On continue ? Non. Parce que tout le bouquin est l’avenant. Soyons clair : Walter Richard Sickert est peut-être coupable. Mais la démonstration de Cornwell ne permet absolument pas de se faire une idée sur la question. A la fois traité d’approximatologie, manuel de psychologie pour les nuls et récit façon "Oui-Oui mène l’enquête", il s’embourbe, patine, dérape sans que l’auteur, visiblement d’une bonne foi confinant à la stupidité, ne songe à relire les idioties qu’elle écrit. Petit florilège.



Page 106 : "Si une partie de l’anatomie de Sickert symbolisait à elle seule tout son être, ce n’était pas son pénis difforme. C’était ses yeux. Il regardait".


Page 109 : "Peut-être n’était-il pas à Londres ce soir-là, même si aucun élément ne prouve qu’il ne s’y trouvait pas".


Page 233 : "Si je ne possède aucune preuve indiquant que Sickert misait sur les courses de chevaux, je n’ai aucun élément permettant d’affirmer le contraire".


Page 422 : "A l’âge de 80 ans, Sickert commença à s’autodétruire, comme un circuit électrique en surtension sans coupe-circuit".


Ne manque qu’un schéma : Patricia Cornwell vous doit plus que la lumière.

Peut-être ou peut-être pas, that is the question


Jusque-là, on rit bien.
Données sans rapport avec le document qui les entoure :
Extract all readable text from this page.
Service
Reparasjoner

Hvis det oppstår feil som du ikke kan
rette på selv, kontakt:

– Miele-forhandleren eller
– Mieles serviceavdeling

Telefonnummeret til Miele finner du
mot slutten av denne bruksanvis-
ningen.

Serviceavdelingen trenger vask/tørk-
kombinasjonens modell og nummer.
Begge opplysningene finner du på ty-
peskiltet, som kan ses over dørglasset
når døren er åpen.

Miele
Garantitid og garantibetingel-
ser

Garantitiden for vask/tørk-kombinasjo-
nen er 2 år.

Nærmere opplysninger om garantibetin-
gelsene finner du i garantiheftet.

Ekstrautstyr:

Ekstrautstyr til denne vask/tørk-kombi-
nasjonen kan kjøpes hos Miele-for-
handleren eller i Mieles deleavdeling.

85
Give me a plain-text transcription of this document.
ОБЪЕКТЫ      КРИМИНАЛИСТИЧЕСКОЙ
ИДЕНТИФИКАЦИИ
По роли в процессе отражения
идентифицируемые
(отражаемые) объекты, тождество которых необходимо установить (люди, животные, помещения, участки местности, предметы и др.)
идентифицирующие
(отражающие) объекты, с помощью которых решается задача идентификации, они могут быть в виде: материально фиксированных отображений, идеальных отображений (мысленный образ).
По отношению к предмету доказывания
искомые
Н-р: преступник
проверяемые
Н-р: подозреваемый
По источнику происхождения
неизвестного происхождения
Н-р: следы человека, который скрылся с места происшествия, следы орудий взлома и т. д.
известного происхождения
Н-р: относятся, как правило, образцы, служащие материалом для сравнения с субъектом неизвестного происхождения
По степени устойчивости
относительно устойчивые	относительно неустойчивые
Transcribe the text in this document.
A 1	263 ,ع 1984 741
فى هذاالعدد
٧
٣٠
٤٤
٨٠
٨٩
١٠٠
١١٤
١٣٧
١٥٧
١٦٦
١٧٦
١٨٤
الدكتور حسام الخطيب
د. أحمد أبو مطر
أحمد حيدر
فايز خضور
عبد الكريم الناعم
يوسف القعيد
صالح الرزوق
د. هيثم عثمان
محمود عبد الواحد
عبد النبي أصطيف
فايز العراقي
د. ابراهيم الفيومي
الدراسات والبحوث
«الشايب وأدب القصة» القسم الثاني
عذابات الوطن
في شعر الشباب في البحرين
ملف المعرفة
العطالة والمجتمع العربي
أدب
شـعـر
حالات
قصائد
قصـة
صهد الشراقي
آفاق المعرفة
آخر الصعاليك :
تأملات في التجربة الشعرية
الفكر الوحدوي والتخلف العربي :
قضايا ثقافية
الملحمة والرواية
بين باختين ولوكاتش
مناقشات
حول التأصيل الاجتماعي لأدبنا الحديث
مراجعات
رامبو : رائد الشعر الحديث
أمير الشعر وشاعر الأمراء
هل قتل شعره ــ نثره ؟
Ce qui se révèle en revanche franchement pénible, ce n’est pas tant que l’auteure torde les faits pour écarter d’un revers de manche d’autres suspects autrement plus sérieux que Sickert (comme Montague John Druitt, jeune avocat dont le suicide dans la Tamise sonnera la fin des assassinats, par exemple). Ce ne sont pas non plus ses abstruses comparaisons entre les connaissances en médecine légale du Londres de 1888 et celles d’un labo de Virginie en 2000. Ce ne sont toujours pas ses vues sur le crime (visiblement exclusivement commis par hommes sur des femmes, jamais l’inverse, comme le montre un long et indigeste passage page 147). Ce n’est pas davantage l’évocation de la piste de Sir William Gull, médecin de la reine Victoria, une théorie "avancée dans les années 1870" alors que les premiers crimes sont commis... en 1888 !

Ce qui est vraiment gênant serait plutôt cette infernale propension au peut-êtrisme, une sorte de théorème du doute érigé en preuve… par l’absence de preuve. Reflorilège (et après, on arrête, promis).


Page 344 : "Sickert a peut-être logé dans cette pension, peut-être pas".


Page 352 : "Je n’ai aucune preuve ni dans un sans, ni dans l’autre".



"Peut-être", "sans doute", "probablement"… Faut voir, quoi. Une profession de doute que l’auteur elle-même, en proie à un furieux accès de lucidité, résume page 242 : "La vérité, c’est qu’on ne connaît pas la vérité".


Ooooh, Patricia…

Jack l’Eventreur, Affaire Classée – Portrait d’un Tueur, Patricia Cornwell , éditions des Deux Terres, 448 pages, 22,50 euros.